Where δ - is the observed paramagnetic resonance shift spin line (signal offset this resonated in the spectrum kernel with paramagnetic additives against position in the spectrum of a sample that does not contain paramagnetic additive); r - is a distance from the coordination ion to resonating nucleus; B and C - are constants of the studied sample at given temperature. Thus, for the complexes, in the spectra of which paramagnetic shifts are pseudo-contact, the broadenings of signals are defined by the expression:

$$\Delta \text{ = }B{r}^{-6}.$$

The paramagnetic additives method comprises the recording of NMR spectra with or without additives of a paramagnetic complex. Molecules of solvent should not coordinate with paramagnetic additive. This is the main requirement, which is imposed to solvents. When the lanthanide shifting reagents are employed, the typical solvents are CCl₄, CHCl₃, and benzene. Quite often CH₃OH is used as a solvent, if compounds, coordinated with lanthanide shifting reagents by pyridine nitrogen atom, act as a substrate. Deuterated analogs of these solvents now became readily available. If elements of the iron group are employed as paramagnetic additives, the suitable solvents are (apart from CHCl₃) CH₃NO₂ and DMSO. HMDS is used as internal standard.

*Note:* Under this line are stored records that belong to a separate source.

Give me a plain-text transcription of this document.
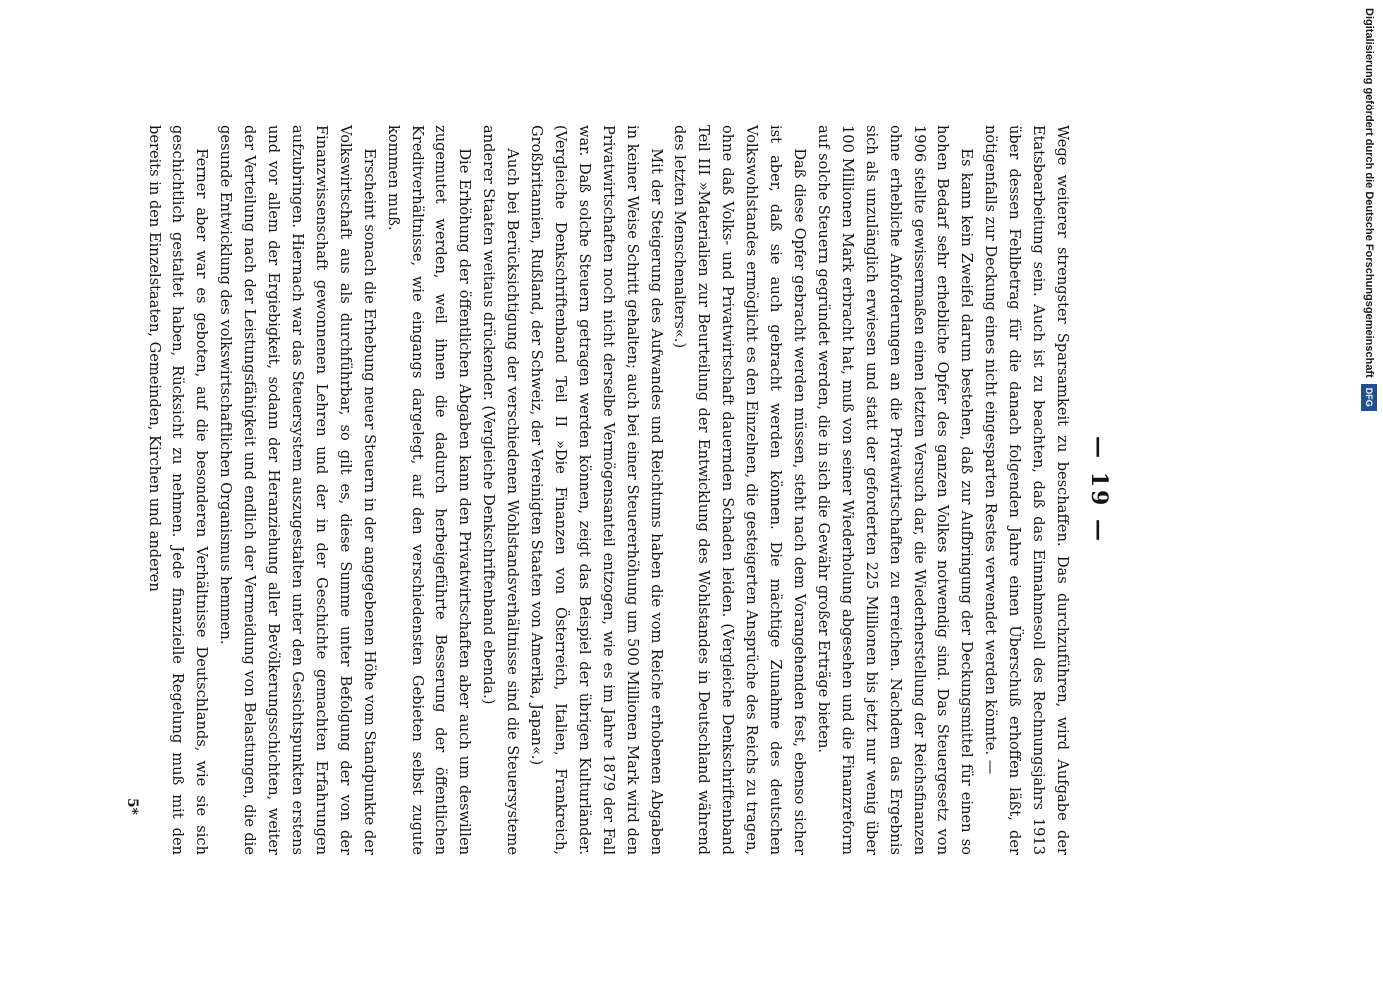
— 19 —

Wege weiterer strengster Sparsamkeit zu beschaffen. Das durchzuführen, wird Aufgabe der Etatsbearbeitung sein. Auch ist zu beachten, daß das Einnahmesoll des Rechnungsjahrs 1913 über dessen Fehlbetrag für die danach folgenden Jahre einen Überschuß erhoffen läßt, der nötigenfalls zur Deckung eines nicht eingesparten Restes verwendet werden könnte. —

Es kann kein Zweifel darum bestehen, daß zur Aufbringung der Deckungsmittel für einen so hohen Bedarf sehr erhebliche Opfer des ganzen Volkes notwendig sind. Das Steuergesetz von 1906 stellte gewissermaßen einen letzten Versuch dar, die Wiederherstellung der Reichsfinanzen ohne erhebliche Anforderungen an die Privatwirtschaften zu erreichen. Nachdem das Ergebnis sich als unzulänglich erwiesen und statt der geforderten 225 Millionen bis jetzt nur wenig über 100 Millionen Mark erbracht hat, muß von seiner Wiederholung abgesehen und die Finanzreform auf solche Steuern gegründet werden, die in sich die Gewähr großer Erträge bieten.

Daß diese Opfer gebracht werden müssen, steht nach dem Vorangehenden fest, ebenso sicher ist aber, daß sie auch gebracht werden können. Die mächtige Zunahme des deutschen Volkswohlstandes ermöglicht es den Einzelnen, die gesteigerten Ansprüche des Reichs zu tragen, ohne daß Volks- und Privatwirtschaft dauernden Schaden leiden. (Vergleiche Denkschriftenband Teil III »Materialien zur Beurteilung der Entwicklung des Wohlstandes in Deutschland während des letzten Menschenalters«.)

Mit der Steigerung des Aufwandes und Reichtums haben die vom Reiche erhobenen Abgaben in keiner Weise Schritt gehalten; auch bei einer Steuererhöhung um 500 Millionen Mark wird den Privatwirtschaften noch nicht derselbe Vermögensanteil entzogen, wie es im Jahre 1879 der Fall war. Daß solche Steuern getragen werden können, zeigt das Beispiel der übrigen Kulturländer. (Vergleiche Denkschriftenband Teil II »Die Finanzen von Österreich, Italien, Frankreich, Großbritannien, Rußland, der Schweiz, der Vereinigten Staaten von Amerika, Japan«.)

Auch bei Berücksichtigung der verschiedenen Wohlstandsverhältnisse sind die Steuersysteme anderer Staaten weitaus drückender. (Vergleiche Denkschriftenband ebenda.)

Die Erhöhung der öffentlichen Abgaben kann den Privatwirtschaften aber auch um deswillen zugemutet werden, weil ihnen die dadurch herbeigeführte Besserung der öffentlichen Kreditverhältnisse, wie eingangs dargelegt, auf den verschiedensten Gebieten selbst zugute kommen muß.

Erscheint sonach die Erhebung neuer Steuern in der angegebenen Höhe vom Standpunkte der Volkswirtschaft aus als durchführbar, so gilt es, diese Summe unter Befolgung der von der Finanzwissenschaft gewonnenen Lehren und der in der Geschichte gemachten Erfahrungen aufzubringen. Hiernach war das Steuersystem auszugestalten unter den Gesichtspunkten erstens und vor allem der Ergiebigkeit, sodann der Heranziehung aller Bevölkerungsschichten, weiter der Verteilung nach der Leistungsfähigkeit und endlich der Vermeidung von Belastungen, die die gesunde Entwicklung des volkswirtschaftlichen Organismus hemmen.

Ferner aber war es geboten, auf die besonderen Verhältnisse Deutschlands, wie sie sich geschichtlich gestaltet haben, Rücksicht zu nehmen. Jede finanzielle Regelung muß mit den bereits in den Einzelstaaten, Gemeinden, Kirchen und anderen

5*
Digitalisierung gefördert durch die Deutsche Forschungsgemeinschaft
DFG
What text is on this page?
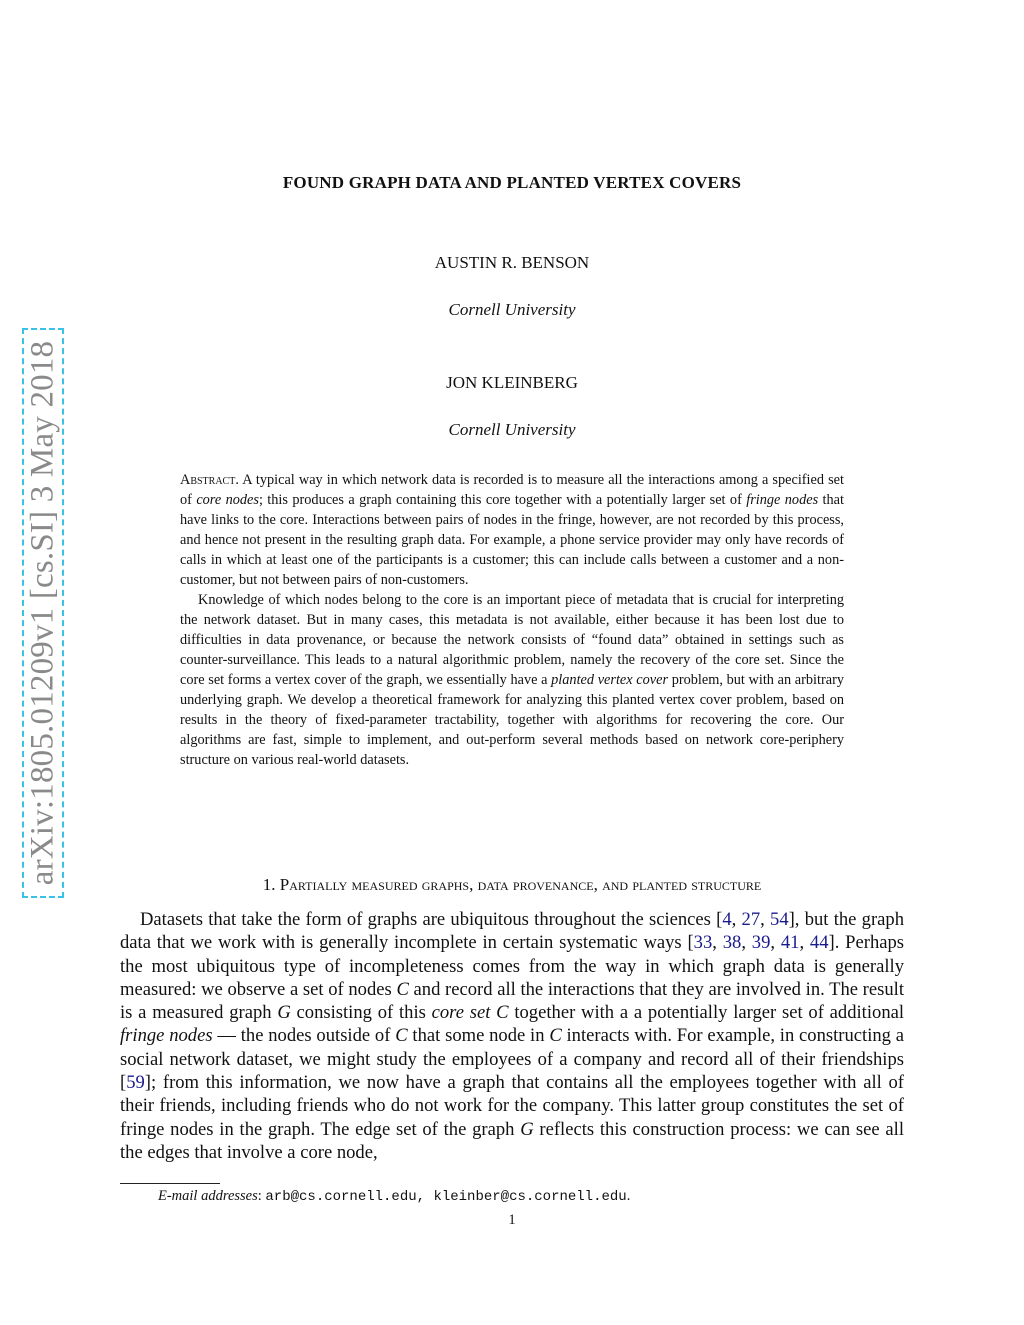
arXiv:1805.01209v1 [cs.SI] 3 May 2018
FOUND GRAPH DATA AND PLANTED VERTEX COVERS
AUSTIN R. BENSON
Cornell University
JON KLEINBERG
Cornell University

Abstract. A typical way in which network data is recorded is to measure all the interactions among a specified set of core nodes; this produces a graph containing this core together with a potentially larger set of fringe nodes that have links to the core. Interactions between pairs of nodes in the fringe, however, are not recorded by this process, and hence not present in the resulting graph data. For example, a phone service provider may only have records of calls in which at least one of the participants is a customer; this can include calls between a customer and a non-customer, but not between pairs of non-customers.

Knowledge of which nodes belong to the core is an important piece of metadata that is crucial for interpreting the network dataset. But in many cases, this metadata is not available, either because it has been lost due to difficulties in data provenance, or because the network consists of “found data” obtained in settings such as counter-surveillance. This leads to a natural algorithmic problem, namely the recovery of the core set. Since the core set forms a vertex cover of the graph, we essentially have a planted vertex cover problem, but with an arbitrary underlying graph. We develop a theoretical framework for analyzing this planted vertex cover problem, based on results in the theory of fixed-parameter tractability, together with algorithms for recovering the core. Our algorithms are fast, simple to implement, and out-perform several methods based on network core-periphery structure on various real-world datasets.

1. Partially measured graphs, data provenance, and planted structure

Datasets that take the form of graphs are ubiquitous throughout the sciences [4, 27, 54], but the graph data that we work with is generally incomplete in certain systematic ways [33, 38, 39, 41, 44]. Perhaps the most ubiquitous type of incompleteness comes from the way in which graph data is generally measured: we observe a set of nodes C and record all the interactions that they are involved in. The result is a measured graph G consisting of this core set C together with a a potentially larger set of additional fringe nodes — the nodes outside of C that some node in C interacts with. For example, in constructing a social network dataset, we might study the employees of a company and record all of their friendships [59]; from this information, we now have a graph that contains all the employees together with all of their friends, including friends who do not work for the company. This latter group constitutes the set of fringe nodes in the graph. The edge set of the graph G reflects this construction process: we can see all the edges that involve a core node,

E-mail addresses: arb@cs.cornell.edu, kleinber@cs.cornell.edu.
1
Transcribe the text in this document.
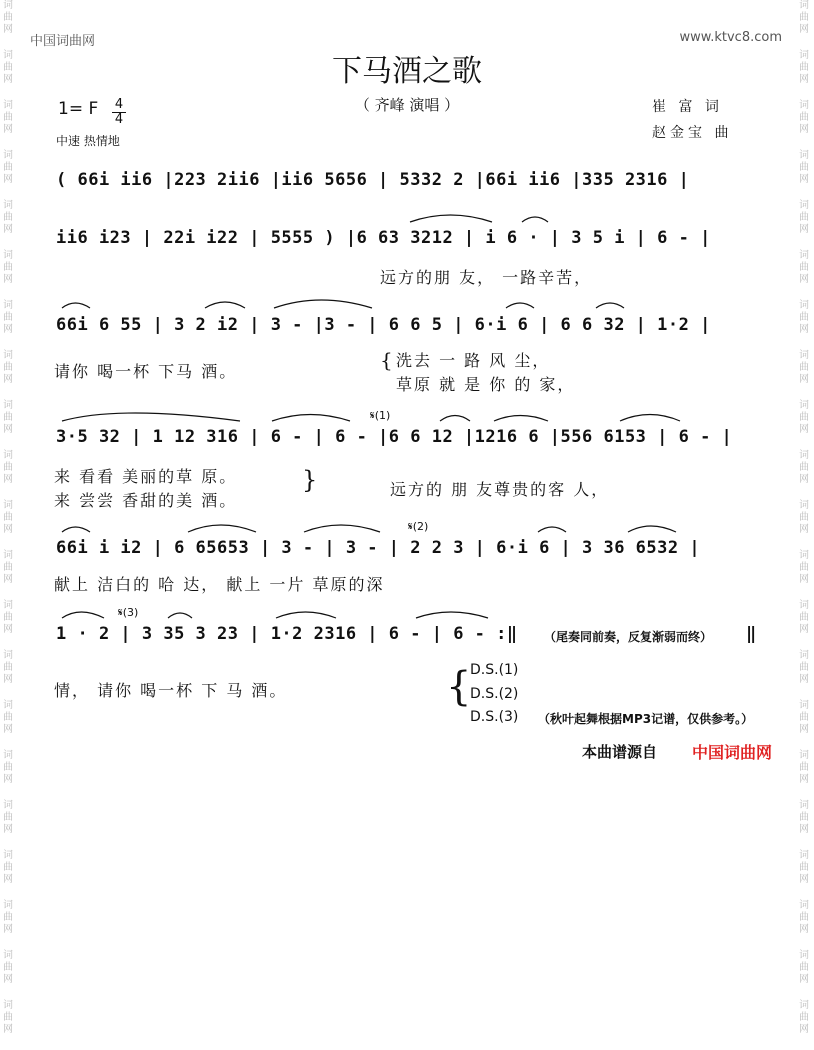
词
曲
网
词
曲
网
词
曲
网
词
曲
网
词
曲
网
词
曲
网
词
曲
网
词
曲
网
词
曲
网
词
曲
网
词
曲
网
词
曲
网
词
曲
网
词
曲
网
词
曲
网
词
曲
网
词
曲
网
词
曲
网
词
曲
网
词
曲
网
词
曲
网
词
曲
网
词
曲
网
词
曲
网
词
曲
网
词
曲
网
词
曲
网
词
曲
网
词
曲
网
词
曲
网
词
曲
网
词
曲
网
词
曲
网
词
曲
网
词
曲
网
词
曲
网
词
曲
网
词
曲
网
词
曲
网
词
曲
网
词
曲
网
词
曲
网
中国词曲网	www.ktvc8.com
下马酒之歌
（ 齐峰 演唱 ）
1= F 4
4
中速 热情地
崔 富 词
赵金宝 曲
( 66i ii6 |223 2ii6 |ii6 5656 | 5332 2 |66i ii6 |335 2316 |
ii6 i23 | 22i i22 | 5555 ) |6 63 3212 | i 6 · | 3 5 i | 6 - |
远方的朋 友， 一路辛苦，
66i 6 55 | 3 2 i2 | 3 - |3 - | 6 6 5 | 6·i 6 | 6 6 32 | 1·2 |
请你 喝一杯 下马 酒。	{ 洗去 一 路 风 尘，
草原 就 是 你 的 家，
𝄋(1)
3·5 32 | 1 12 316 | 6 - | 6 - |6 6 12 |1216 6 |556 6153 | 6 - |
来 看看 美丽的草 原。
来 尝尝 香甜的美 酒。
}	远方的 朋 友尊贵的客 人，
𝄋(2)
66i i i2 | 6 65653 | 3 - | 3 - | 2 2 3 | 6·i 6 | 3 36 6532 |
献上 洁白的 哈 达， 献上 一片 草原的深
𝄋(3)
1 · 2 | 3 35 3 23 | 1·2 2316 | 6 - | 6 - :‖ （尾奏同前奏，反复渐弱而终） ‖
情， 请你 喝一杯 下 马 酒。	{
D.S.(1)
D.S.(2)
D.S.(3) （秋叶起舞根据MP3记谱，仅供参考。）
本曲谱源自 中国词曲网
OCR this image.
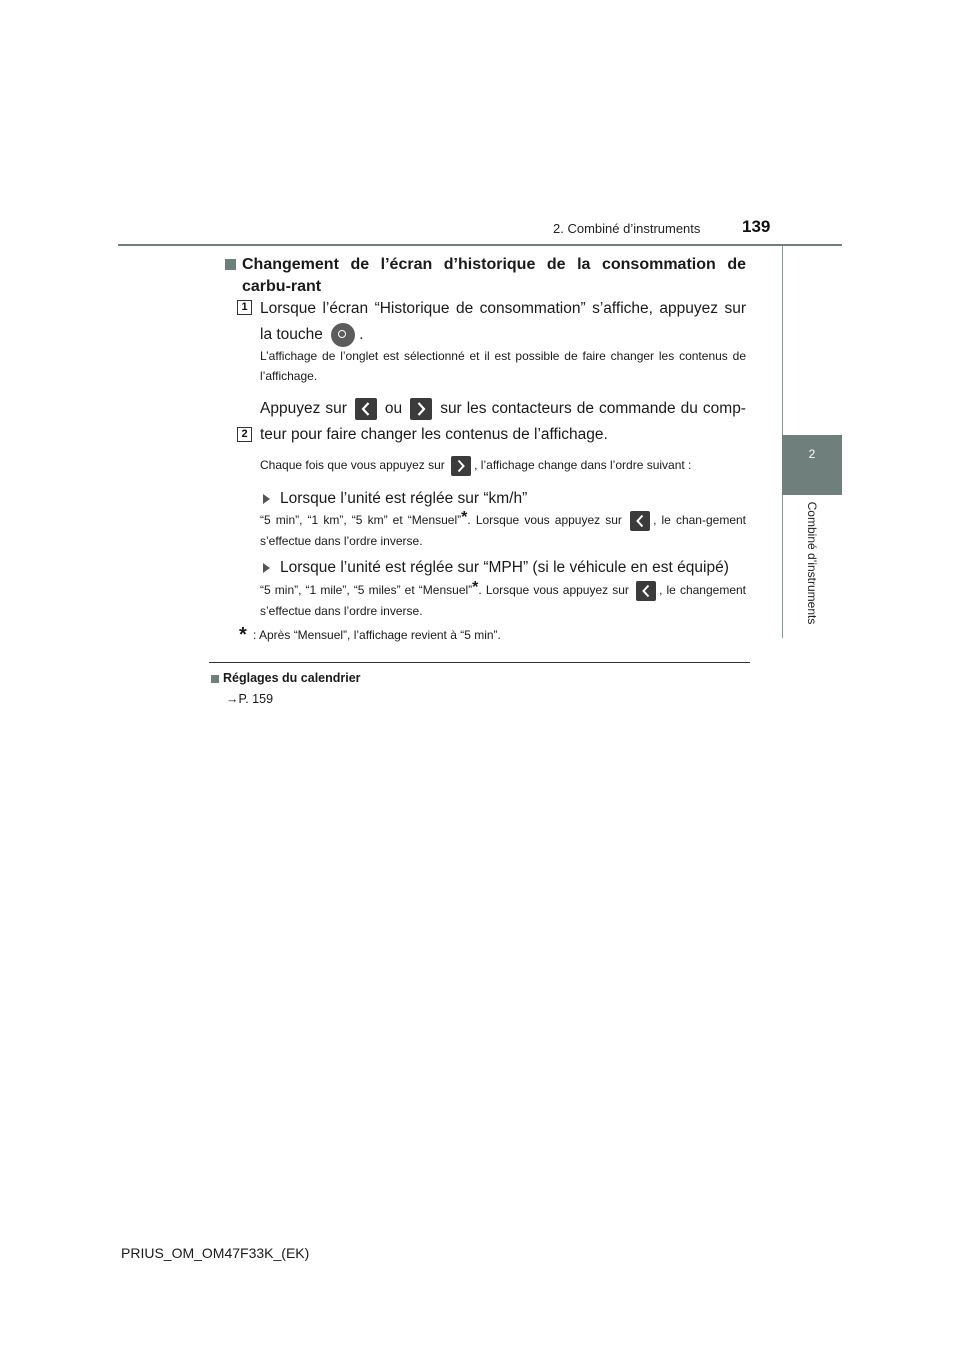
2. Combiné d’instruments 139
2
Combiné d’instruments
Changement de l’écran d’historique de la consommation de carbu-rant
1 Lorsque l’écran “Historique de consommation” s’affiche, appuyez sur la touche .
L’affichage de l’onglet est sélectionné et il est possible de faire changer les contenus de l’affichage.
2
Appuyez sur ou sur les contacteurs de commande du comp-teur pour faire changer les contenus de l’affichage.
Chaque fois que vous appuyez sur , l’affichage change dans l’ordre suivant :
Lorsque l’unité est réglée sur “km/h”
“5 min”, “1 km”, “5 km” et “Mensuel”*. Lorsque vous appuyez sur	, le chan-gement s’effectue dans l’ordre inverse.
Lorsque l’unité est réglée sur “MPH” (si le véhicule en est équipé)
“5 min”, “1 mile”, “5 miles” et “Mensuel”*. Lorsque vous appuyez sur	, le changement s’effectue dans l’ordre inverse.
* : Après “Mensuel”, l’affichage revient à “5 min”.
Réglages du calendrier
→P. 159
PRIUS_OM_OM47F33K_(EK)
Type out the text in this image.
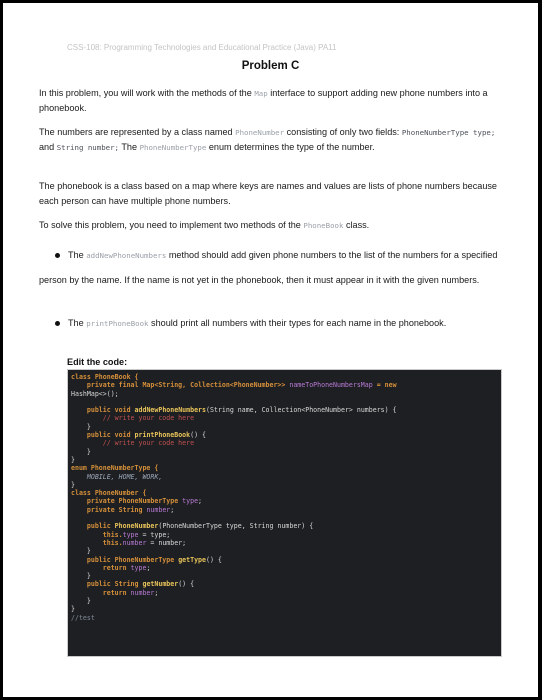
CSS-108: Programming Technologies and Educational Practice (Java) PA11
Problem C
In this problem, you will work with the methods of the Map interface to support adding new phone numbers into a phonebook.
The numbers are represented by a class named PhoneNumber consisting of only two fields: PhoneNumberType type; and String number; The PhoneNumberType enum determines the type of the number.
The phonebook is a class based on a map where keys are names and values are lists of phone numbers because each person can have multiple phone numbers.
To solve this problem, you need to implement two methods of the PhoneBook class.
The addNewPhoneNumbers method should add given phone numbers to the list of the numbers for a specified person by the name. If the name is not yet in the phonebook, then it must appear in it with the given numbers.
The printPhoneBook should print all numbers with their types for each name in the phonebook.
Edit the code:
class PhoneBook {
private final Map<String, Collection<PhoneNumber>> nameToPhoneNumbersMap = new
HashMap<>();

public void addNewPhoneNumbers(String name, Collection<PhoneNumber> numbers) {
// write your code here
}
public void printPhoneBook() {
// write your code here
}
}
enum PhoneNumberType {
MOBILE, HOME, WORK,
}
class PhoneNumber {
private PhoneNumberType type;
private String number;

public PhoneNumber(PhoneNumberType type, String number) {
this.type = type;
this.number = number;
}
public PhoneNumberType getType() {
return type;
}
public String getNumber() {
return number;
}
}
//test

Usual temperature for recording of the NMR spectra is 45 ÷ 50 ℃, if lanthanide shifting reagents are employed as additives. For iron additives, the temperature can be significantly higher: it depends on realization of the fast exchange conditions. Identical broadenings of all signals in the NMR spectra irrespective of the distance between resonating nucleus and coordination ion evidence the absence of the above conditions [4]. Concentration P of paramagnetic additive relative to the substrate dissolved in the sample should be 10^-3 - 10^-2. In this range, one should prepare 7 - 10 additives. This is sufficient, first, to be convinced in linear character of δ = δ(P)dependence of the observed shifts. As our experience shows, to obtain qualitative ¹H spectra, it is sufficient to dissolve about 10 mg of substrate (with molecular weight of 100 - 200) in a sample having standard volume (0.7 cm³). Such amount of substance is sufficient to quickly record qualitative spectra (with a good signal/noise ratio). Certainly, the modern spectrometers, operating in the pulse mode, allow to work (in principle) almost with any quantity of the substrate. Here we mean concentrations, which make it possible to obtain the relevant spectral information during small periods of time.